The story's been called lacklustre and incoherent in the few reviews I glanced at, but I think what is interesting about these sorts of action masalas is that they are complete crowd-pleasers, but the perception of the crowd has changed a bit. Nowadays there's no one mass (was there ever, truly?) but multiplex audiences, NRI audiences, segments of the "mass" that don't necessarily care for the kind of cinema Dabangg and other such masalas are all about. I started thinking about the action masala hero and how strange it is that Salman, not Akshay Kumar, became the new box office king with these sorts of ventures. You'd think Akshay would have the skills and the mass appeal - and he certainly does. He's not an actor with mind-blowing range, but that's usually not what the masalas are looking for, either. And yet, starting from Wanted and culminating in Dabangg, it was Salman who has his renaissance with these action masalas.
Salman is the Marmite Hero, or Marmite Khan if we want to get specific. Aamir and Shahrukh inspire reactions ranging from lukewarm to passionate, but Salman seems to split people into haters or lovers. I'm more inclined to agree with the latter camp. Of course, now that I've said that you can all reminisce my Let's Talk About post about him, in which I write: "-- I like Salman Khan. I don't love him, I certainly don't enjoy him unconditionally, but the fact remains I do like him."
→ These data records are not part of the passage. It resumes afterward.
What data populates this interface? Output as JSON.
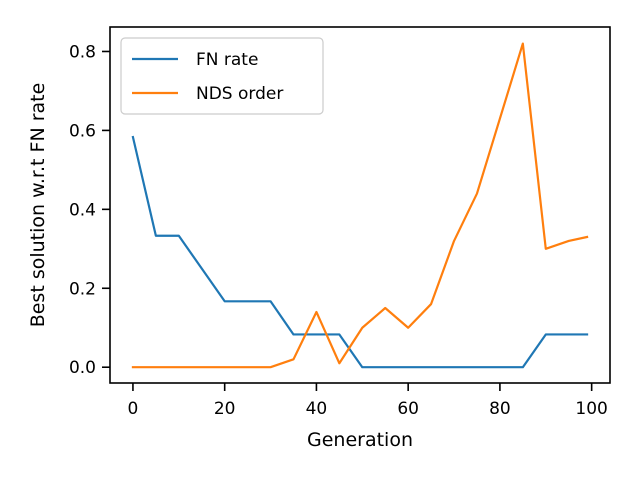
{
  "chart_data": {
    "type": "line",
    "xlabel": "Generation",
    "ylabel": "Best solution w.r.t FN rate",
    "xlim": [
      -5,
      104
    ],
    "ylim": [
      -0.04,
      0.862
    ],
    "xticks": [
      0,
      20,
      40,
      60,
      80,
      100
    ],
    "xtick_labels": [
      "0",
      "20",
      "40",
      "60",
      "80",
      "100"
    ],
    "yticks": [
      0.0,
      0.2,
      0.4,
      0.6,
      0.8
    ],
    "ytick_labels": [
      "0.0",
      "0.2",
      "0.4",
      "0.6",
      "0.8"
    ],
    "legend_position": "upper-left",
    "grid": false,
    "series": [
      {
        "name": "FN rate",
        "color": "#1f77b4",
        "x": [
          0,
          5,
          10,
          15,
          20,
          25,
          30,
          35,
          40,
          45,
          50,
          55,
          60,
          65,
          70,
          75,
          80,
          85,
          90,
          95,
          99
        ],
        "y": [
          0.583,
          0.333,
          0.333,
          0.25,
          0.167,
          0.167,
          0.167,
          0.083,
          0.083,
          0.083,
          0.0,
          0.0,
          0.0,
          0.0,
          0.0,
          0.0,
          0.0,
          0.0,
          0.083,
          0.083,
          0.083
        ]
      },
      {
        "name": "NDS order",
        "color": "#ff7f0e",
        "x": [
          0,
          5,
          10,
          15,
          20,
          25,
          30,
          35,
          40,
          45,
          50,
          55,
          60,
          65,
          70,
          75,
          80,
          85,
          90,
          95,
          99
        ],
        "y": [
          0.0,
          0.0,
          0.0,
          0.0,
          0.0,
          0.0,
          0.0,
          0.02,
          0.14,
          0.01,
          0.1,
          0.15,
          0.1,
          0.16,
          0.32,
          0.44,
          0.63,
          0.82,
          0.3,
          0.32,
          0.33
        ]
      }
    ]
  }
}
Isn't like a lukewarm reaction? Not really, not to me. The fact remains, when Salman makes good movies, I really like him. When he makes bad movies - which is often - I can't stand them or watch them just for him. These recent films feature him in roles that suit him superbly, suit his acting, his style, his core fanbase. The flicks are crowd-pleasers, and the crowd gets what they came for, unlike the crappy favour-for-a-friend films he's been known to churn out, with half-baked plots and disappointing action. You can virtually imagine the movie theater exploding when the shirt comes off - and you know for sure it will.
Some of you that are South Indian and know the industries inside & out, or those firangis who jumped the Tamil/Telugu gravy train in a big way and know your Vijay's from your Karthi's and can cite Allu Arjun's family tree by heart, will protest purely because there are things the legitimate Southie heroes can certainly do that Salman can't. He's an old guy who's not famous for emotional range, so when you've got young Telugu lads dancing their hearts out in limber moves to rival Hrithik's, charming heroines and kicking ass left right center and just right there behind them, it can feel wrong that Salman took influence from these types of movies and is now breaking box office records. But of course, Fair is not a word in the Indian film vocabulary, otherwise new talent wouldn't find it so difficult to break into it while son-of-so-and-so gets a debut role no problem.
And as for Dabangg? Well, if you can't tell by this post, I enjoyed it. Not sure whether it jumps ahead of the perfect-in-every-way Wanted (I hear some of you Salman haters protesting but ah, there you have it, Marmite Khan on display!) but it certainly comes close.